Something very similar is true for those who commit suicide. They have suffered some tragic event, some spiraling loss, some deep illness that leaves them alone and believing that there is “nobody waiting for them tomorrow.” And if you come to this point it is not hard to follow this by believing that “There is no reason to live if there is nobody to live for” (72).
Now the reality of this may be that there are people for that person to live for, but my guess is that most people who commit suicide have a far more complex story than that. In my step-father’s case there was a lot of estrangement that lead up to his death. Much of it was related to his own depression and growing paranoia. As a result, in the few years leading up to his death he experienced a broken marriage, estrangement from his own family and church community, and rocky relationships with his 6 kids. And yet, as stressed as some of those relationships were – none of these people wanted to see him die. Even if we stood at a distance, we wanted him to get well. We would have said we were waiting for him.
But as I look at it now, I wonder if that’s enough? I can see that it wasn’t enough in my own story. I can see that he most likely was dealing with some for of mental illness and having that cared for would have made a great deal of difference. But even more than that, I see that for myself, I could have made it known to him more fully that I was waiting for him. I wanted him to be a part of my tomorrow just as much as I was glad he was a part of my yesterday.
Nouwen offers this:
When someone says to a fellow human being, ‘I will not let you go. I am going to be here tomorrow waiting for you and I expect you not to disappoint me,’ then tomorrow is no longer an endless dark tunnel. It becomes flesh and blood in the form of the brother and sister who is waiting and for whom the patient wants to give life one more chance (72).
I see now that Bernie was in a dark tunnel. A dark tunnel that I could not understand, could not fathom and did not know how to help him traverse. But now I have better clarity. I am actively trying to learn from this event and draw strength and guidance from it. His death has become a wound within my soul that has quickened the senses, deepened empathy, and fortified my courage. It is as St. Augustine says, “In my deepest wound I see your glory and it dazzles me.” I now know that I am not blamed for my wounds and that they instead offer me a way through life (Richard Rohr, Everything Belongs 141).

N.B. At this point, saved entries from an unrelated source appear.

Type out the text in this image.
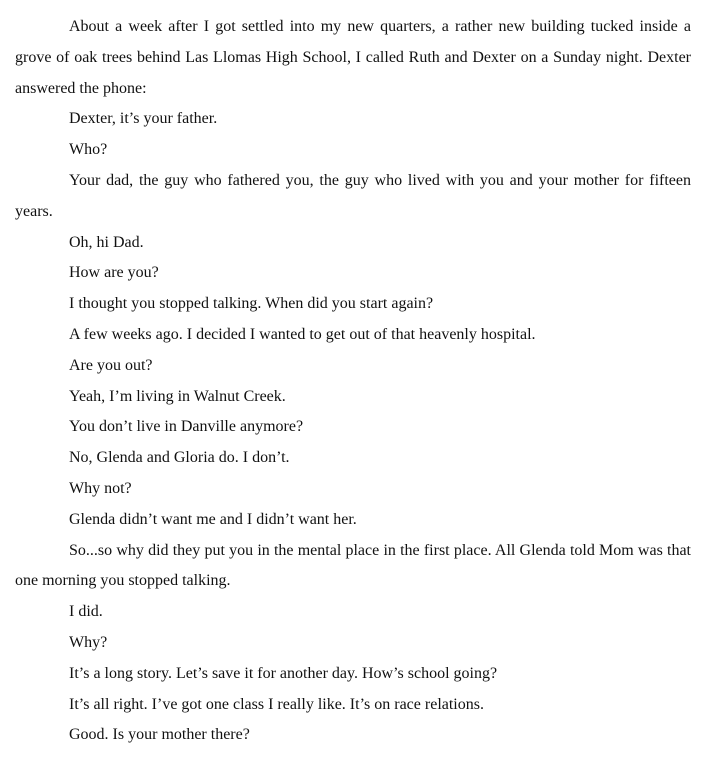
About a week after I got settled into my new quarters, a rather new building tucked inside a grove of oak trees behind Las Llomas High School, I called Ruth and Dexter on a Sunday night. Dexter answered the phone:

Dexter, it’s your father.

Who?

Your dad, the guy who fathered you, the guy who lived with you and your mother for fifteen years.

Oh, hi Dad.

How are you?

I thought you stopped talking. When did you start again?

A few weeks ago. I decided I wanted to get out of that heavenly hospital.

Are you out?

Yeah, I’m living in Walnut Creek.

You don’t live in Danville anymore?

No, Glenda and Gloria do. I don’t.

Why not?

Glenda didn’t want me and I didn’t want her.

So...so why did they put you in the mental place in the first place. All Glenda told Mom was that one morning you stopped talking.

I did.

Why?

It’s a long story. Let’s save it for another day. How’s school going?

It’s all right. I’ve got one class I really like. It’s on race relations.

Good. Is your mother there?
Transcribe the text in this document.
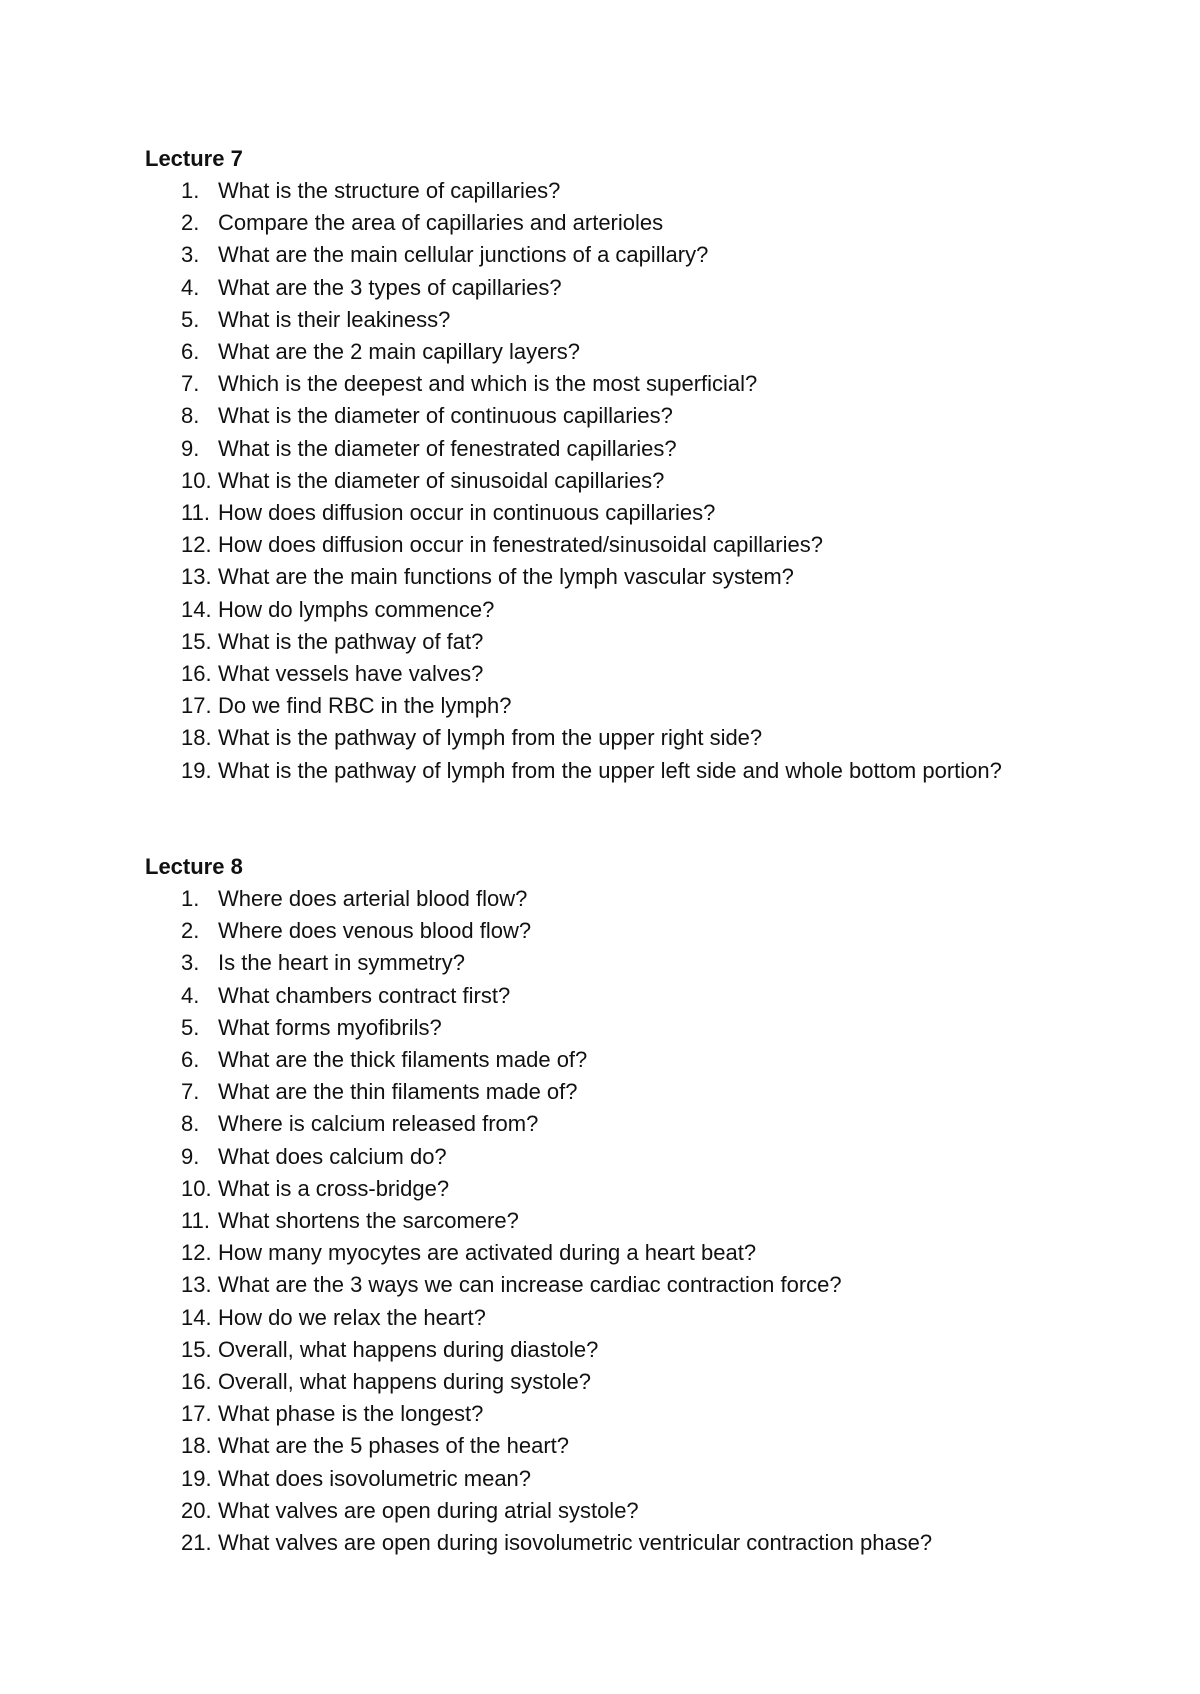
Lecture 7
1. What is the structure of capillaries?
2. Compare the area of capillaries and arterioles
3. What are the main cellular junctions of a capillary?
4. What are the 3 types of capillaries?
5. What is their leakiness?
6. What are the 2 main capillary layers?
7. Which is the deepest and which is the most superficial?
8. What is the diameter of continuous capillaries?
9. What is the diameter of fenestrated capillaries?
10. What is the diameter of sinusoidal capillaries?
11. How does diffusion occur in continuous capillaries?
12. How does diffusion occur in fenestrated/sinusoidal capillaries?
13. What are the main functions of the lymph vascular system?
14. How do lymphs commence?
15. What is the pathway of fat?
16. What vessels have valves?
17. Do we find RBC in the lymph?
18. What is the pathway of lymph from the upper right side?
19. What is the pathway of lymph from the upper left side and whole bottom portion?
Lecture 8
1. Where does arterial blood flow?
2. Where does venous blood flow?
3. Is the heart in symmetry?
4. What chambers contract first?
5. What forms myofibrils?
6. What are the thick filaments made of?
7. What are the thin filaments made of?
8. Where is calcium released from?
9. What does calcium do?
10. What is a cross-bridge?
11. What shortens the sarcomere?
12. How many myocytes are activated during a heart beat?
13. What are the 3 ways we can increase cardiac contraction force?
14. How do we relax the heart?
15. Overall, what happens during diastole?
16. Overall, what happens during systole?
17. What phase is the longest?
18. What are the 5 phases of the heart?
19. What does isovolumetric mean?
20. What valves are open during atrial systole?
21. What valves are open during isovolumetric ventricular contraction phase?
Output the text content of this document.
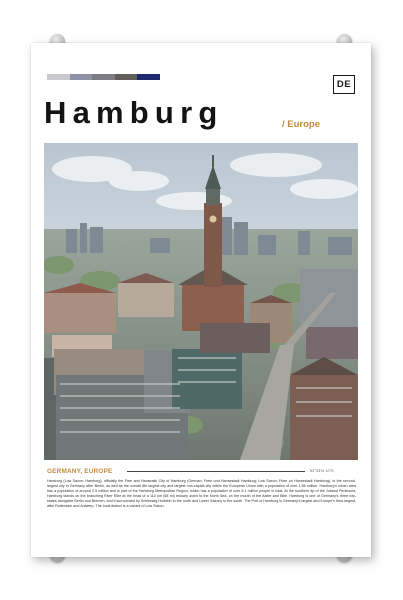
DE
Hamburg	/ Europe
GERMANY, EUROPE	53°33′N 10°E

Hamburg (Low Saxon: Hamborg), officially the Free and Hanseatic City of Hamburg (German: Freie und Hansestadt Hamburg; Low Saxon: Friee un Hansestadt Hamborg), is the second-largest city in Germany after Berlin, as well as the overall 8th largest city and largest non-capital city within the European Union with a population of over 1.85 million. Hamburg's urban area has a population of around 2.5 million and is part of the Hamburg Metropolitan Region, which has a population of over 5.1 million people in total. At the southern tip of the Jutland Peninsula, Hamburg stands on the branching River Elbe at the head of a 110 km (68 mi) estuary down to the North Sea, on the mouth of the Alster and Bille. Hamburg is one of Germany's three city-states alongside Berlin and Bremen, and it surrounded by Schleswig-Holstein to the north and Lower Saxony to the south. The Port of Hamburg is Germany's largest and Europe's third-largest, after Rotterdam and Antwerp. The local dialect is a variant of Low Saxon.
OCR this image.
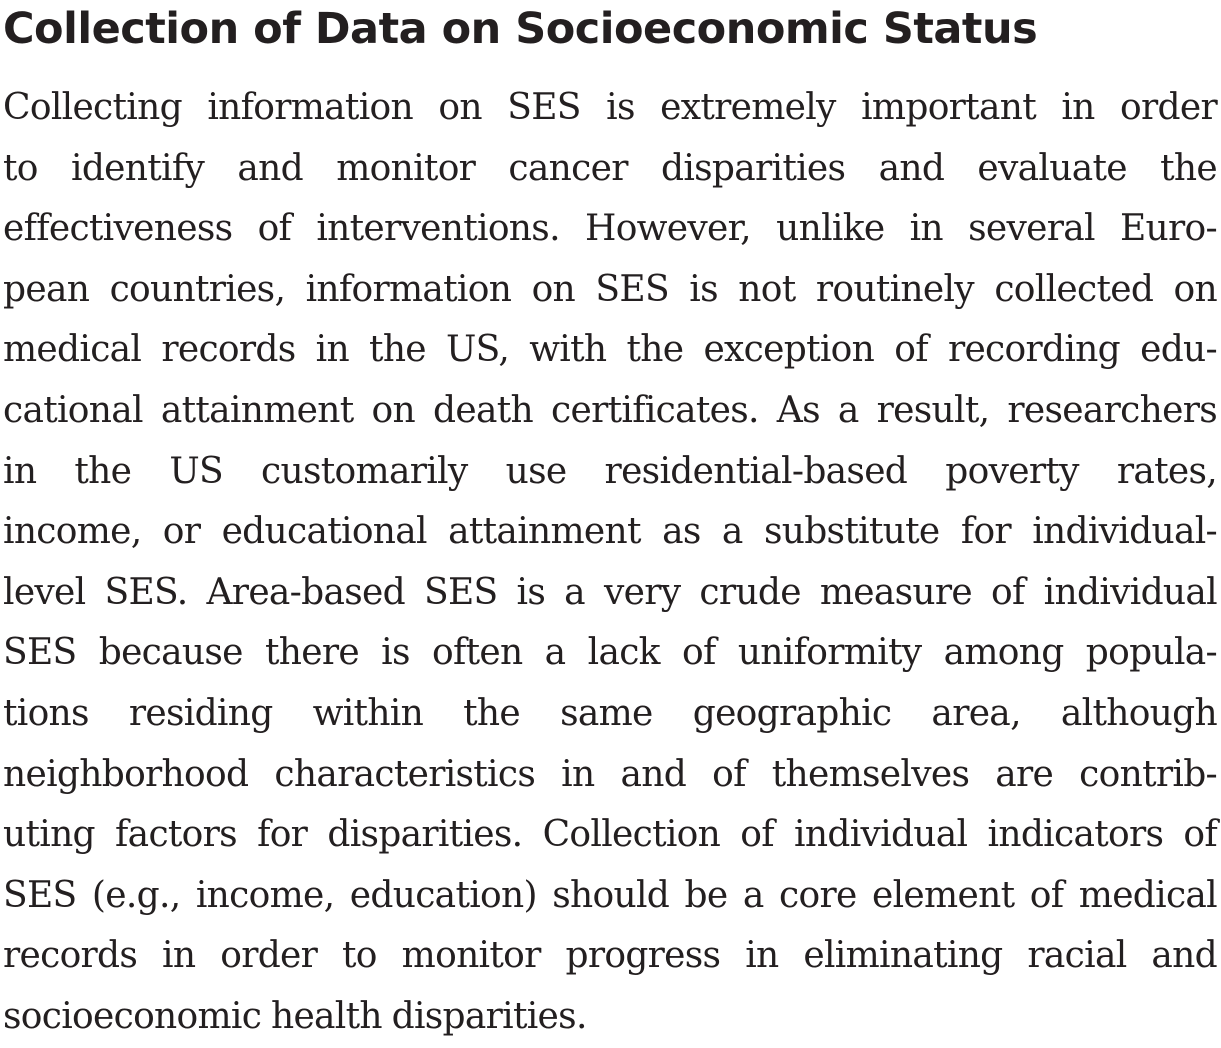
Collection of Data on Socioeconomic Status
Collecting information on SES is extremely important in order
to identify and monitor cancer disparities and evaluate the
effectiveness of interventions. However, unlike in several Euro-
pean countries, information on SES is not routinely collected on
medical records in the US, with the exception of recording edu-
cational attainment on death certificates. As a result, researchers
in the US customarily use residential-based poverty rates,
income, or educational attainment as a substitute for individual-
level SES. Area-based SES is a very crude measure of individual
SES because there is often a lack of uniformity among popula-
tions residing within the same geographic area, although
neighborhood characteristics in and of themselves are contrib-
uting factors for disparities. Collection of individual indicators of
SES (e.g., income, education) should be a core element of medical
records in order to monitor progress in eliminating racial and
socioeconomic health disparities.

I also believe along with Nouwen that “In our woundedness, we can become a source of life for others.” And this is why I am writing about this. This is why I protest against death because I believe that all of life and every human life is a miracle. I believe that we are as Christ followers to “rage, rage against the dying of the light” and continue to birth love, for it “only takes a second to be born” and it lasts forever (Nouwen, 72). Whoever you are, “You cannot be replaced. Your story is important.” You are worth living, just the way you are.
May we find ways today to look into the eyes of those we meet and be a source of hope and life for them, holding out hope for their story tomorrow.